In an open letter to President Obama that I posted here on August 24, I stated that his expectation that the Affordable Care Act would have a deflationary effect was naive. I said he was badly misled by the managed care movement, and that he should never have accepted the movement’s diagnosis (overuse) and solutions (shifting insurance risk to doctors and micromanaging them). To help him understand that, I said I would post criticism of three prominent managed care proponents who influenced him: Elliott Fisher and his colleagues at the Dartmouth Institute, Atul Gawande, and Peter Orszag.
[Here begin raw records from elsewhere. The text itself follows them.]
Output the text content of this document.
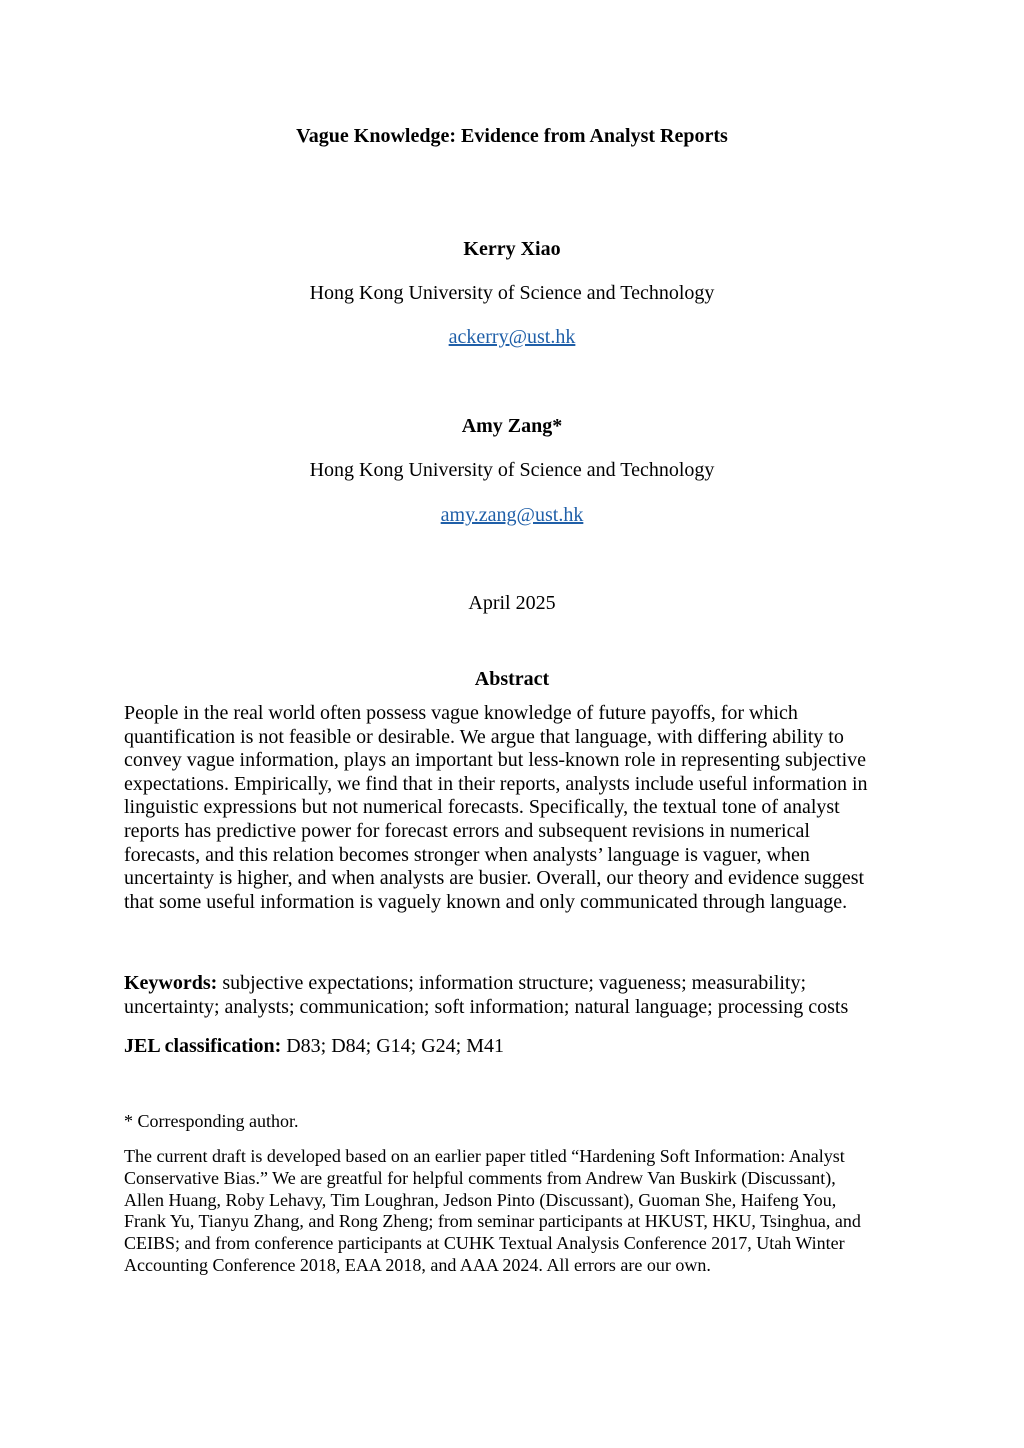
Vague Knowledge: Evidence from Analyst Reports
Kerry Xiao
Hong Kong University of Science and Technology
ackerry@ust.hk
Amy Zang*
Hong Kong University of Science and Technology
amy.zang@ust.hk
April 2025
Abstract
People in the real world often possess vague knowledge of future payoffs, for which
quantification is not feasible or desirable. We argue that language, with differing ability to
convey vague information, plays an important but less-known role in representing subjective
expectations. Empirically, we find that in their reports, analysts include useful information in
linguistic expressions but not numerical forecasts. Specifically, the textual tone of analyst
reports has predictive power for forecast errors and subsequent revisions in numerical
forecasts, and this relation becomes stronger when analysts’ language is vaguer, when
uncertainty is higher, and when analysts are busier. Overall, our theory and evidence suggest
that some useful information is vaguely known and only communicated through language.
Keywords: subjective expectations; information structure; vagueness; measurability;
uncertainty; analysts; communication; soft information; natural language; processing costs
JEL classification: D83; D84; G14; G24; M41
* Corresponding author.
The current draft is developed based on an earlier paper titled “Hardening Soft Information: Analyst
Conservative Bias.” We are greatful for helpful comments from Andrew Van Buskirk (Discussant),
Allen Huang, Roby Lehavy, Tim Loughran, Jedson Pinto (Discussant), Guoman She, Haifeng You,
Frank Yu, Tianyu Zhang, and Rong Zheng; from seminar participants at HKUST, HKU, Tsinghua, and
CEIBS; and from conference participants at CUHK Textual Analysis Conference 2017, Utah Winter
Accounting Conference 2018, EAA 2018, and AAA 2024. All errors are our own.
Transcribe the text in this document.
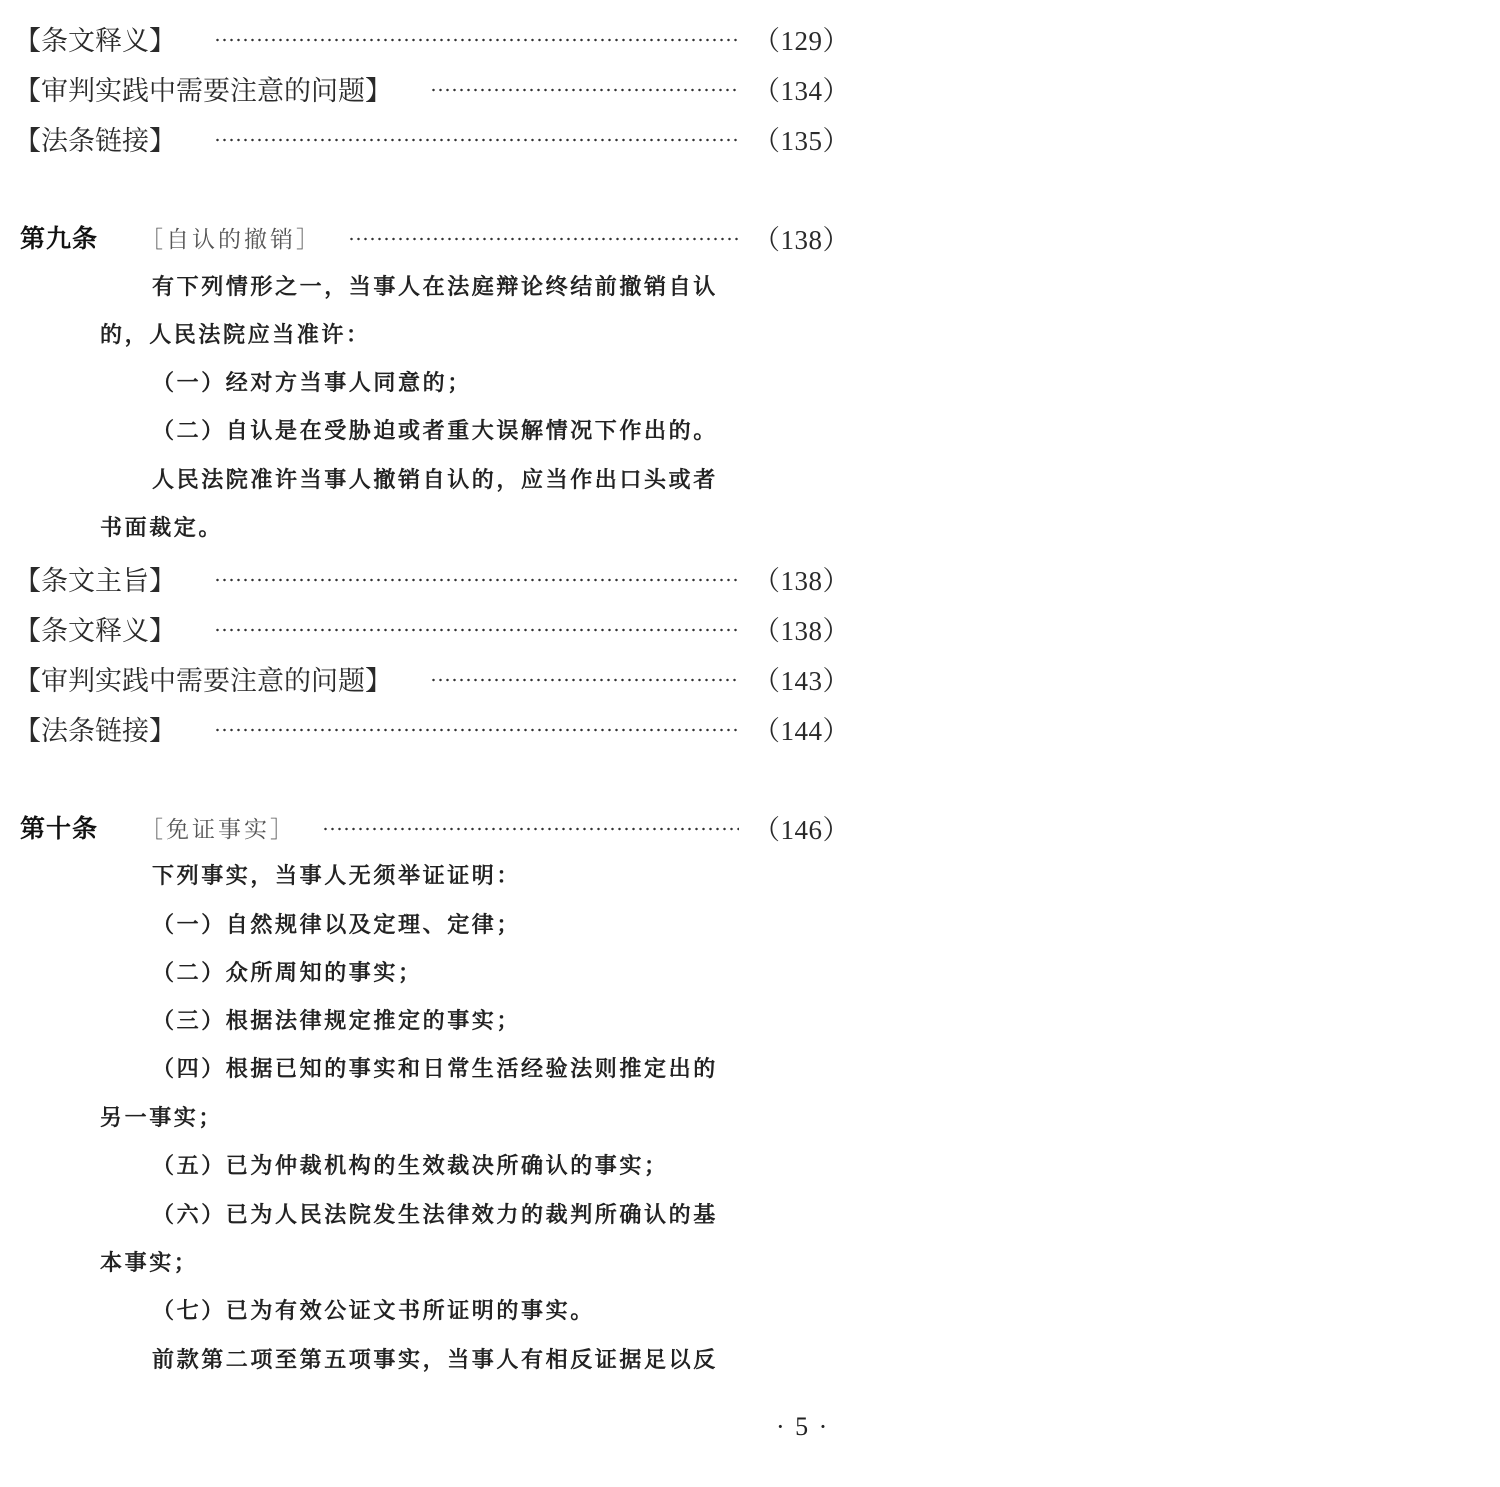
【条文释义】	（129）
【审判实践中需要注意的问题】	（134）
【法条链接】	（135）
第九条 ［自认的撤销］	（138）
有下列情形之一，当事人在法庭辩论终结前撤销自认
的，人民法院应当准许：
（一）经对方当事人同意的；
（二）自认是在受胁迫或者重大误解情况下作出的。
人民法院准许当事人撤销自认的，应当作出口头或者
书面裁定。
【条文主旨】	（138）
【条文释义】	（138）
【审判实践中需要注意的问题】	（143）
【法条链接】	（144）
第十条 ［免证事实］	（146）
下列事实，当事人无须举证证明：
（一）自然规律以及定理、定律；
（二）众所周知的事实；
（三）根据法律规定推定的事实；
（四）根据已知的事实和日常生活经验法则推定出的
另一事实；
（五）已为仲裁机构的生效裁决所确认的事实；
（六）已为人民法院发生法律效力的裁判所确认的基
本事实；
（七）已为有效公证文书所证明的事实。
前款第二项至第五项事实，当事人有相反证据足以反
· 5 ·
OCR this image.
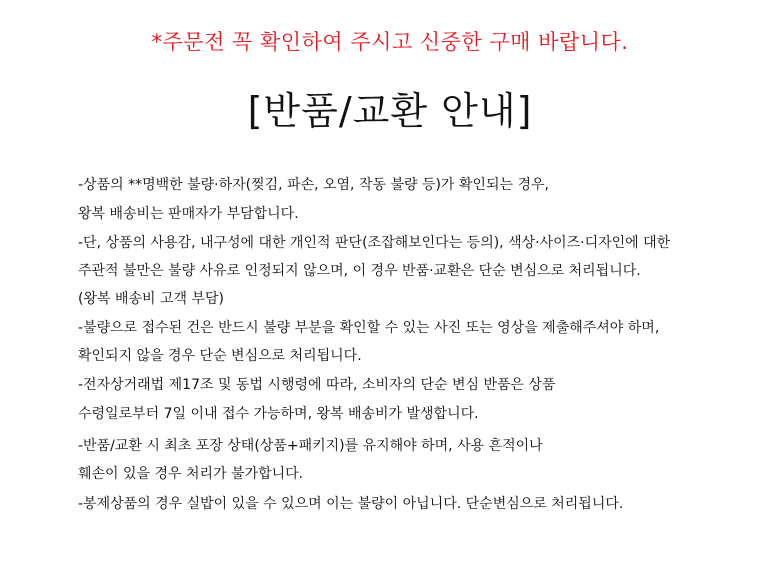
*주문전 꼭 확인하여 주시고 신중한 구매 바랍니다.
[반품/교환 안내]
-상품의 **명백한 불량·하자(찢김, 파손, 오염, 작동 불량 등)가 확인되는 경우,
왕복 배송비는 판매자가 부담합니다.
-단, 상품의 사용감, 내구성에 대한 개인적 판단(조잡해보인다는 등의), 색상·사이즈·디자인에 대한
주관적 불만은 불량 사유로 인정되지 않으며, 이 경우 반품·교환은 단순 변심으로 처리됩니다.
(왕복 배송비 고객 부담)
-불량으로 접수된 건은 반드시 불량 부분을 확인할 수 있는 사진 또는 영상을 제출해주셔야 하며,
확인되지 않을 경우 단순 변심으로 처리됩니다.
-전자상거래법 제17조 및 동법 시행령에 따라, 소비자의 단순 변심 반품은 상품
수령일로부터 7일 이내 접수 가능하며, 왕복 배송비가 발생합니다.
-반품/교환 시 최초 포장 상태(상품+패키지)를 유지해야 하며, 사용 흔적이나
훼손이 있을 경우 처리가 불가합니다.
-봉제상품의 경우 실밥이 있을 수 있으며 이는 불량이 아닙니다. 단순변심으로 처리됩니다.
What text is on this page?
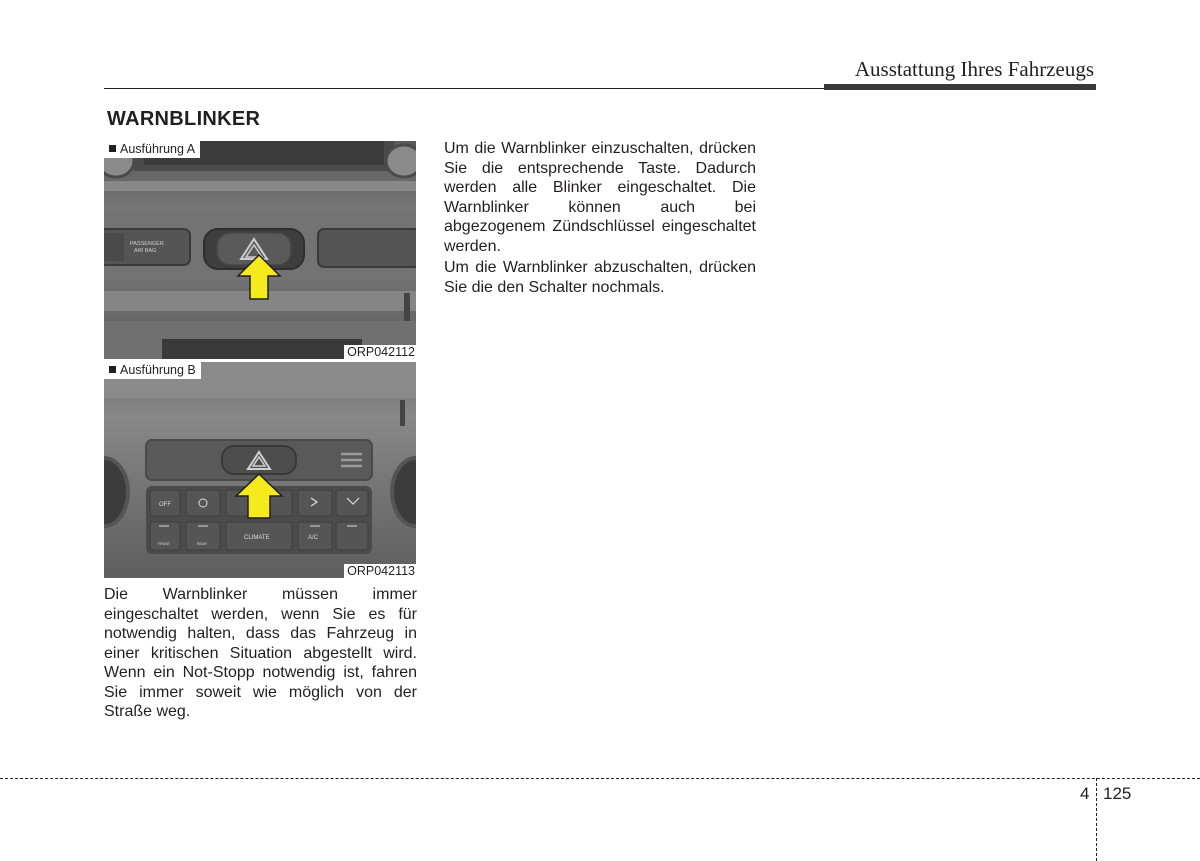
Ausstattung Ihres Fahrzeugs
WARNBLINKER
PASSENGER
AIR BAG
Ausführung A
ORP042112
OFF
FRONT	REAR
CLIMATE	A/C
Ausführung B
ORP042113

Die Warnblinker müssen immer eingeschaltet werden, wenn Sie es für notwendig halten, dass das Fahrzeug in einer kritischen Situation abgestellt wird. Wenn ein Not-Stopp notwendig ist, fahren Sie immer soweit wie möglich von der Straße weg.

Um die Warnblinker einzuschalten, drücken Sie die entsprechende Taste. Dadurch werden alle Blinker eingeschaltet. Die Warnblinker können auch bei abgezogenem Zündschlüssel eingeschaltet werden.

Um die Warnblinker abzuschalten, drücken Sie die den Schalter nochmals.

4 125
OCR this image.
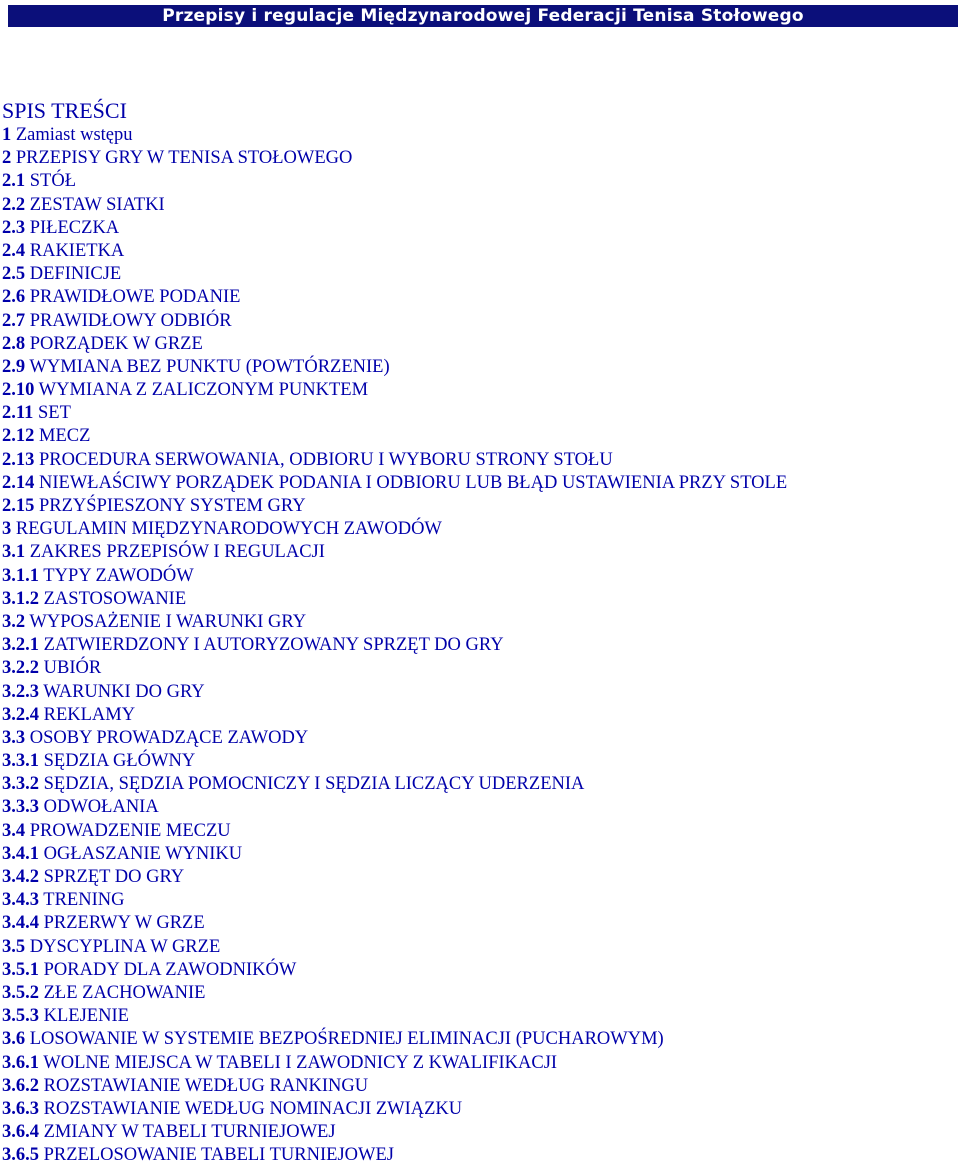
Przepisy i regulacje Międzynarodowej Federacji Tenisa Stołowego
SPIS TREŚCI
1 Zamiast wstępu
2 PRZEPISY GRY W TENISA STOŁOWEGO
2.1 STÓŁ
2.2 ZESTAW SIATKI
2.3 PIŁECZKA
2.4 RAKIETKA
2.5 DEFINICJE
2.6 PRAWIDŁOWE PODANIE
2.7 PRAWIDŁOWY ODBIÓR
2.8 PORZĄDEK W GRZE
2.9 WYMIANA BEZ PUNKTU (POWTÓRZENIE)
2.10 WYMIANA Z ZALICZONYM PUNKTEM
2.11 SET
2.12 MECZ
2.13 PROCEDURA SERWOWANIA, ODBIORU I WYBORU STRONY STOŁU
2.14 NIEWŁAŚCIWY PORZĄDEK PODANIA I ODBIORU LUB BŁĄD USTAWIENIA PRZY STOLE
2.15 PRZYŚPIESZONY SYSTEM GRY
3 REGULAMIN MIĘDZYNARODOWYCH ZAWODÓW
3.1 ZAKRES PRZEPISÓW I REGULACJI
3.1.1 TYPY ZAWODÓW
3.1.2 ZASTOSOWANIE
3.2 WYPOSAŻENIE I WARUNKI GRY
3.2.1 ZATWIERDZONY I AUTORYZOWANY SPRZĘT DO GRY
3.2.2 UBIÓR
3.2.3 WARUNKI DO GRY
3.2.4 REKLAMY
3.3 OSOBY PROWADZĄCE ZAWODY
3.3.1 SĘDZIA GŁÓWNY
3.3.2 SĘDZIA, SĘDZIA POMOCNICZY I SĘDZIA LICZĄCY UDERZENIA
3.3.3 ODWOŁANIA
3.4 PROWADZENIE MECZU
3.4.1 OGŁASZANIE WYNIKU
3.4.2 SPRZĘT DO GRY
3.4.3 TRENING
3.4.4 PRZERWY W GRZE
3.5 DYSCYPLINA W GRZE
3.5.1 PORADY DLA ZAWODNIKÓW
3.5.2 ZŁE ZACHOWANIE
3.5.3 KLEJENIE
3.6 LOSOWANIE W SYSTEMIE BEZPOŚREDNIEJ ELIMINACJI (PUCHAROWYM)
3.6.1 WOLNE MIEJSCA W TABELI I ZAWODNICY Z KWALIFIKACJI
3.6.2 ROZSTAWIANIE WEDŁUG RANKINGU
3.6.3 ROZSTAWIANIE WEDŁUG NOMINACJI ZWIĄZKU
3.6.4 ZMIANY W TABELI TURNIEJOWEJ
3.6.5 PRZELOSOWANIE TABELI TURNIEJOWEJ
I will start with Elliott Fisher and his colleagues at the Dartmouth Institute for Health Policy and Clinical Research because they have been so influential with the entire health policy elite, not just Obama. I will devote this post and the next to them. I devote this post to demonstrating how influential they have been; I devote the next post to demonstrating how misleading they have been.
The Dartmouth Institute deserves credit for assembling data that shows substantial variation in the rate at which medical services are provided, both within small areas and between regions of the country. This data is very useful for generating hypotheses in need of further research. But the group deserves severe criticism for promoting the conclusion that variation can be explained primarily by overuse and virtually none of it can be explained by underuse, and for promoting “accountable care organizations” and other forms of “integrated care” as the solution that will address their erroneous overuse diagnosis.